Immobilienmietverträge von sieben gesetzlichen Krankenkassen hat der Bundesrechnungshof untersucht und festgestellt, dass die für ihre Büros zwischen 14,30 und 15,80 Euro/m2 gezahlt haben – bei ortsüblichen Mieten von 7,30 bis 12,50 Euro/m2. Zudem gehen die Flächen z.T. weit über den eigenen Bedarf hinaus.

So mietete z.B. eine Krankenkasse 1998 bis 2003 insgesamt 32 000 m2 in drei noch zu errichtenden Gebäuden an. Sie selbst nutzte 13 459 m2. Die Mietverträge liefen über 13, 15 und 20 Jahre. Aus Untervermietungen mit geringeren Einnahmen wurde ein Teil der Miete refinanziert. Die übrigen Flächen standen leer. Finanzieller Nachteil bis Ende 2010: mindestens 6 Mio. Euro.

Eine andere Kasse verpflichtete sich, ab 2011 ein noch zu errichtendes Gebäude mit einer Bürofläche von 18 933 m2 zu mieten. Ihr Bedarf betrug aber nur 8000 m². Die Miete lag laut Aufsicht deutlich über der für Büroflächen ortsüblichen Miete.
Zwei weitere Kassen machten mit zu hohen Mieten Verluste von 2,4 Mio. Euro bzw.  5,7 Mio. Euro.

Der Bundesrechnungshof fordert, die Kassen gesetzlich zu verpflichten, Mietvertragsentwürfe den Aufsichtsbehörden vorzulegen und sich Abschluss oder Änderung genehmigen zu lassen. Nur in Einzelfällen folgten die Krankenkassen der „Bitte“ des Bundesversicherungsamtes, es unter Umständen vor Abschluss eines Mietvertrages zu unterrichten, schreiben die Prüfer der Haushalts- und Wirtschaftsführung des Bundes in einem aktuellen Bericht.

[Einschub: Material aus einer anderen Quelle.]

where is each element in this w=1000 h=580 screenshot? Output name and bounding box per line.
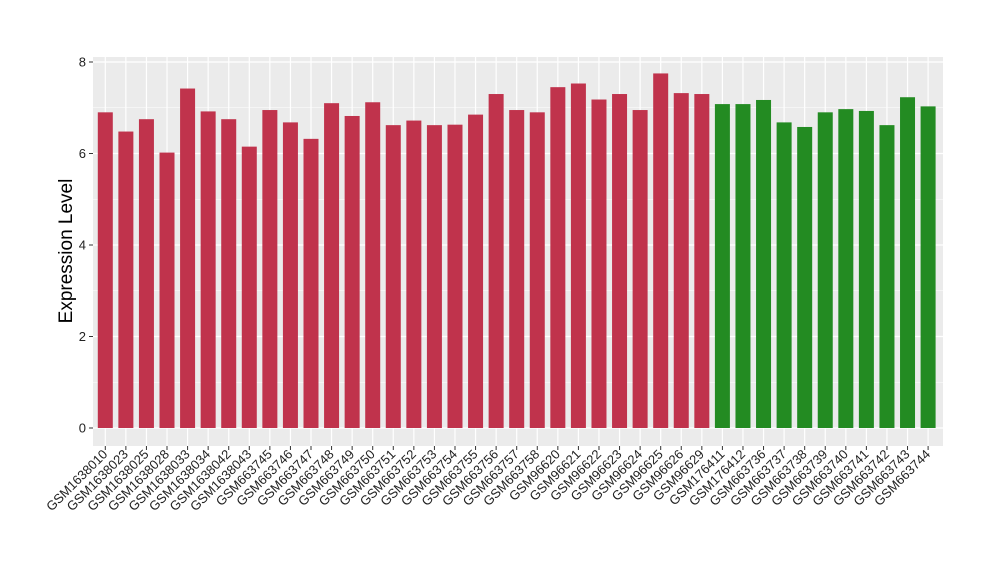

Aufsicht ohne Durchblick, mehr Geld für die Chefs

Allerdings: Einen effizienzsteigernden Einfluss hatten die Aufsichtsbehörden auch nicht bei den GKV-Fusionen. Sie genehmigten diese, „ohne dass die wirtschaftlichen Folgen transparent waren“, kritisiert der Bundesrechnungshof. Er rät, Zusammenschlüsse nur zu genehmigen, wenn die fusionsbereiten Kassen „nachweisen können, dass eine wirtschaftliche und leistungsfähige neue Krankenkasse entsteht“. Das BMG soll dafür die gesetzlichen Voraussetzungen schaffen.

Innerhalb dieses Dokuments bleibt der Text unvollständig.